Section 861 and the section 861 regulations provide that a taxpayer allocates a deduction to a class of gross income, and then, if necessary, apportions that deduction between the statutory and residual groupings of gross income within that class. The taxpayer must determine the factual relationship of the deduction to income for the taxpayer to properly allocate and apportion the deduction. The taxpayer must allocate the deduction to the relevant class, and must apportion the deduction between the relevant groupings, even if there is no gross income in the class/groupings in the taxable year in which the deduction arises.
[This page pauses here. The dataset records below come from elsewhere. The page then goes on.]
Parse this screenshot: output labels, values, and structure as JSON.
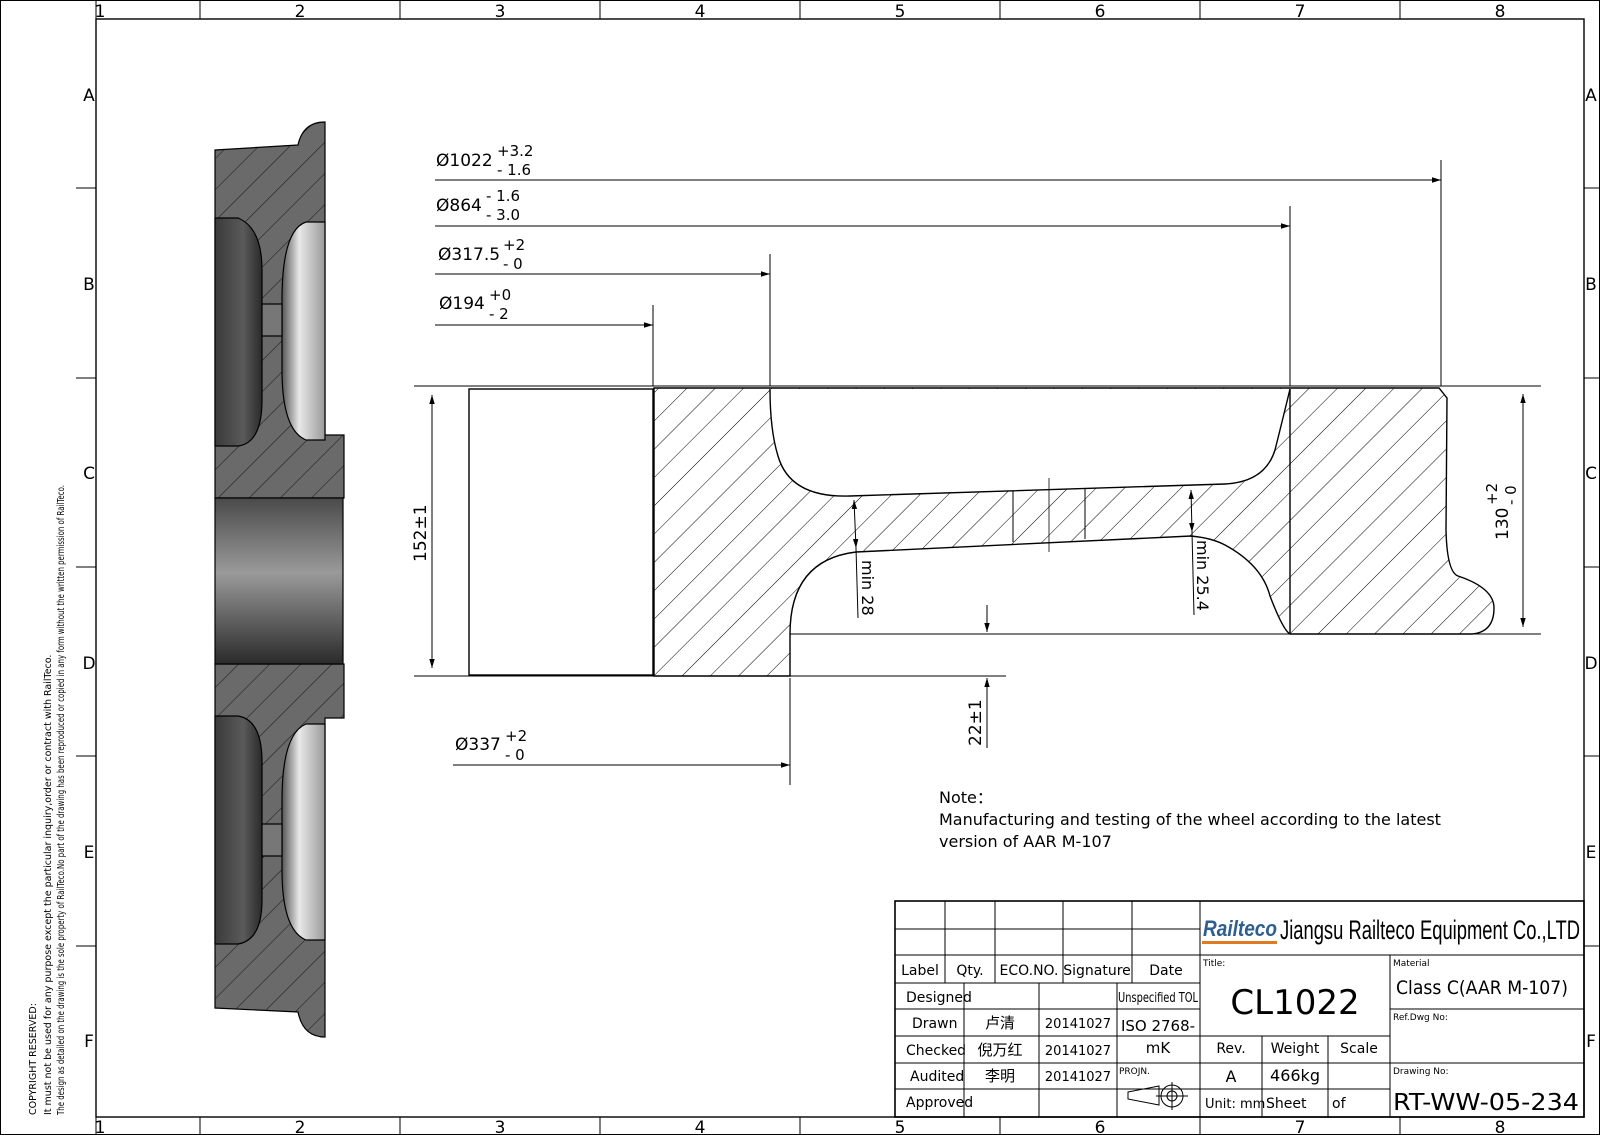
{
  "zones": {
    "columns": [
      "1",
      "2",
      "3",
      "4",
      "5",
      "6",
      "7",
      "8"
    ],
    "rows": [
      "A",
      "B",
      "C",
      "D",
      "E",
      "F"
    ]
  },
  "copyright": {
    "line1": "COPYRIGHT RESERVED:",
    "line2": "It must not be used for any purpose except the particular inquiry,order or contract with RailTeco.",
    "line3": "The design as detailed on the drawing is the sole property of RailTeco.No part of the drawing has been reproduced or copied in any form without the written permission of RailTeco."
  },
  "dimensions": {
    "d1022": {
      "sym": "Ø1022",
      "upper": "+3.2",
      "lower": "- 1.6"
    },
    "d864": {
      "sym": "Ø864",
      "upper": "- 1.6",
      "lower": "- 3.0"
    },
    "d3175": {
      "sym": "Ø317.5",
      "upper": "+2",
      "lower": "- 0"
    },
    "d194": {
      "sym": "Ø194",
      "upper": "+0",
      "lower": "- 2"
    },
    "d337": {
      "sym": "Ø337",
      "upper": "+2",
      "lower": "- 0"
    },
    "w152": "152±1",
    "w130": {
      "base": "130",
      "upper": "+2",
      "lower": "- 0"
    },
    "min28": "min 28",
    "min254": "min 25.4",
    "t22": "22±1"
  },
  "note": {
    "label": "Note：",
    "line1": "Manufacturing and testing of the wheel according to the latest",
    "line2": "version of AAR M-107"
  },
  "title_block": {
    "logo": "Railteco",
    "company": "Jiangsu Railteco Equipment Co.,LTD",
    "rev_headers": [
      "Label",
      "Qty.",
      "ECO.NO.",
      "Signature",
      "Date"
    ],
    "roles": [
      {
        "role": "Designed",
        "name": "",
        "date": ""
      },
      {
        "role": "Drawn",
        "name": "卢清",
        "date": "20141027"
      },
      {
        "role": "Checked",
        "name": "倪万红",
        "date": "20141027"
      },
      {
        "role": "Audited",
        "name": "李明",
        "date": "20141027"
      },
      {
        "role": "Approved",
        "name": "",
        "date": ""
      }
    ],
    "tol_label": "Unspecified TOL",
    "tol_value_1": "ISO 2768-",
    "tol_value_2": "mK",
    "projn_label": "PROJN.",
    "title_label": "Title:",
    "title": "CL1022",
    "rev_label": "Rev.",
    "weight_label": "Weight",
    "scale_label": "Scale",
    "rev": "A",
    "weight": "466kg",
    "unit_label": "Unit: mm",
    "sheet_label": "Sheet",
    "of_label": "of",
    "material_label": "Material",
    "material": "Class C(AAR M-107)",
    "ref_label": "Ref.Dwg No:",
    "drawing_label": "Drawing No:",
    "drawing_no": "RT-WW-05-234"
  },
  "colors": {
    "ink": "#000000",
    "logo": "#2e5f8f",
    "accent": "#e07a22"
  }
}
As readers will recall, in the 2017 Tax Cuts and Jobs Act (TCJA), Congress enacted section 250, which allows a domestic corporation to deduct a fixed percentage of its FDII. Specifically, a taxpayer’s FDII deduction is equal to the product of this fixed percentage (currently 37.5%) and the portion of the taxpayer’s deduction eligible income (DEI) equal to the ratio of the taxpayer’s foreign-derived deduction eligible income (FDDEI) over its DEI. DEI is the excess of a domestic corporation’s gross income, determined without regard to certain excluded categories of income listed in section 250(b)(3)(A)(i), over the deductions properly allocable to such gross income. FDDEI is generally a subset of DEI that is derived from sales of property to a foreign person for a foreign use or services provided to a person, or with respect to property, located outside of the United States. Gross DEI that is not FDDEI is often referred to as gross residual deduction eligible income (RDEI). The FDII regime is effective for taxable years beginning after 31 December 2017.

Treas. Reg. section 1.861-8(f)(1)(vi)(N) establishes section 250(b) as an “operative section” for purposes of apportioning expenses to determine DEI and FDDEI. In other words, for FDII purposes, a taxpayer allocates expenses to a class of gross income and then apportions those expenses among RDEI and FDDEI as the statutory groupings under the section 861 regulations. To the extent expenses relate to income that is excluded from DEI under section 250(b)(3)(A)(i)(I) through (VI), the taxpayer apportions those expenses to the residual grouping(i.e., non-DEI), and those expenses do not offset gross DEI or FDDEI.

In GLAM 2022-001, a calendar-year taxpayer manufactured and sold Product A. Income from sales of Product A was the taxpayer’s sole class of gross income. Beginning in 2018, the taxpayer claimed the FDII deduction pursuant to section 250.

The taxpayer compensated its employees with restricted stock units (“RSUs”). Each stock-settled RSU represented a promise by the taxpayer to deliver one or more shares of stock to the relevant employee at a future date following a specified vesting condition.

The DCE in GLAM 2022-001 related to RSUs which vested on or after 1 January 2018, but were granted to the taxpayer’s employees before 1 January 2018. Thus, the DCE arising from the RSUs could accrue on or after 1 January 2018 (i.e., after the effective date of the FDII regime), although some or all services to which the RSUs related were performed before 1 January 2018.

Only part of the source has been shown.